The findings of the current study underscore the urgent need for targeted interventions to enhance eye health awareness and improve access to eye examinations for school children. . Socioeconomic factors and family structures identified in this study significantly influence the health and educational outcomes of these children. Children from lower socioeconomic backgrounds may face barriers in accessing eye care, impacting their academic performance and well-being.
To address these disparities, it is essential to implement community-based programs that promote eye health education and facilitate regular eye check-ups.

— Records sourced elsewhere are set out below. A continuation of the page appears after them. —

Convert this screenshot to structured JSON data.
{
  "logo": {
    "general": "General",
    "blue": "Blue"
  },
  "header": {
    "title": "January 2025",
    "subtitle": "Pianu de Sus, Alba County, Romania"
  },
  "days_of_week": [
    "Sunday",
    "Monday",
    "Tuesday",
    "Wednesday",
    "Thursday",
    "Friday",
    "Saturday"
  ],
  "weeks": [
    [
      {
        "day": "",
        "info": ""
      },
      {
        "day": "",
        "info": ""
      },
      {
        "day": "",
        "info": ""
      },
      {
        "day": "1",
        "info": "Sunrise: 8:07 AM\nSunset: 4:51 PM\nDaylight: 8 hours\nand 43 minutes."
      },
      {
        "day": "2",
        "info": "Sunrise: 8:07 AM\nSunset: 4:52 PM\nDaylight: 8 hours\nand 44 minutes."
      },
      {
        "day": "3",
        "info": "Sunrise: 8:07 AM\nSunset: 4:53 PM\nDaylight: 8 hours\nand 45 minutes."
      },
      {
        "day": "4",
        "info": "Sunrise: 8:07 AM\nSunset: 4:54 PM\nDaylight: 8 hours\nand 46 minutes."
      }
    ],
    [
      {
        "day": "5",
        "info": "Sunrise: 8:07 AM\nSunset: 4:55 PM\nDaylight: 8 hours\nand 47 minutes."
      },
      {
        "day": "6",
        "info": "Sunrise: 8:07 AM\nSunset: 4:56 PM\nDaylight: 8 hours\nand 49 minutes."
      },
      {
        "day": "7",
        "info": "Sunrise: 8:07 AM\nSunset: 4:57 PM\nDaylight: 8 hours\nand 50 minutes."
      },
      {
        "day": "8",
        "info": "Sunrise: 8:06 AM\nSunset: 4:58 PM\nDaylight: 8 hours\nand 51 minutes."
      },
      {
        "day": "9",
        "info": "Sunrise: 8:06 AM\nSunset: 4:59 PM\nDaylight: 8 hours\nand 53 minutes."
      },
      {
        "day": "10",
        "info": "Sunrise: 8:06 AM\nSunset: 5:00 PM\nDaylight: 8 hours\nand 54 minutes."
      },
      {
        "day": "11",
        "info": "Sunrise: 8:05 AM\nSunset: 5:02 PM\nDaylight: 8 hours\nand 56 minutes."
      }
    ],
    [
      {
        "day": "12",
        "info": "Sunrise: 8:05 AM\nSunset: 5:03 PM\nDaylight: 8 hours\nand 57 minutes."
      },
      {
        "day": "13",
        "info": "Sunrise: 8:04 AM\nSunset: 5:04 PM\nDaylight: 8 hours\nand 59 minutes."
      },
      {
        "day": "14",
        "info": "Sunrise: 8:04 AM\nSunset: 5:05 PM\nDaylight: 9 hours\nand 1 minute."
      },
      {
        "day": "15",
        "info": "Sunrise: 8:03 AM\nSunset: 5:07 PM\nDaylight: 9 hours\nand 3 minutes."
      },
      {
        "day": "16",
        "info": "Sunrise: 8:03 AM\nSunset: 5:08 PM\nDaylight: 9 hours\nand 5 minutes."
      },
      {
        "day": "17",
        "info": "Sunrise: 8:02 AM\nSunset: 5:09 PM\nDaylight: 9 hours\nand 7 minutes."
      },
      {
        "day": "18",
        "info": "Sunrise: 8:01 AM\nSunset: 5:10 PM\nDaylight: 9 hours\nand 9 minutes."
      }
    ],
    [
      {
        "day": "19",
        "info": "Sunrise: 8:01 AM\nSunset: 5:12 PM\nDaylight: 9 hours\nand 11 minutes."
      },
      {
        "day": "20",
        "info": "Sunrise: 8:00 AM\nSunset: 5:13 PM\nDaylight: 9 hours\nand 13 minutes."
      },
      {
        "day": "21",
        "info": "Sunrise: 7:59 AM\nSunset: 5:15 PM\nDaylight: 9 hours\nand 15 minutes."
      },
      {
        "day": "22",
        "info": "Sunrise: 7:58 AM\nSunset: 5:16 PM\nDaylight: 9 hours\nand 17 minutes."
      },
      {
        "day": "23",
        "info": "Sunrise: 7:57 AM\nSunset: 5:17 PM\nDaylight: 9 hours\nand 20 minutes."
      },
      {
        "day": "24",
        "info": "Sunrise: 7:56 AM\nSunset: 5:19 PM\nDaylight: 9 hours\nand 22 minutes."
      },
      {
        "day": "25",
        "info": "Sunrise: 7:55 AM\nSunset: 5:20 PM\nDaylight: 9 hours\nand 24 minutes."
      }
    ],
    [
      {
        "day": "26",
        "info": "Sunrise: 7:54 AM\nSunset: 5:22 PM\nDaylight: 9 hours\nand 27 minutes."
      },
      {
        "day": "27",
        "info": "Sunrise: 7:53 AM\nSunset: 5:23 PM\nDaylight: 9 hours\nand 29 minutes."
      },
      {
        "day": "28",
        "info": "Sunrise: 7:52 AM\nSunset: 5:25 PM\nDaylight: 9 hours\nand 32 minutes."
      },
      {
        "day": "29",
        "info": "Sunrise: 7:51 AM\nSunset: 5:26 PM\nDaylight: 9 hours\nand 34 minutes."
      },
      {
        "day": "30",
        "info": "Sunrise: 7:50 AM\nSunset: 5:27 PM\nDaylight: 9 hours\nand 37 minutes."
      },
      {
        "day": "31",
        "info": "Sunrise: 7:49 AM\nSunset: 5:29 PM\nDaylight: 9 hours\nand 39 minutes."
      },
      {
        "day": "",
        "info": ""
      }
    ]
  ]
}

Additionally, future research should be extended beyond the school-going children to encompass broader population-based studies. This comprehensive approach will help to identify the visual health needs of all children, regardless of their educational status. By understanding the full spectrum of visual health challenges, stakeholders can develop more effective strategies to promote optimal eye health resulting in improved health outcomes and educational success for children across diverse socioeconomic backgrounds.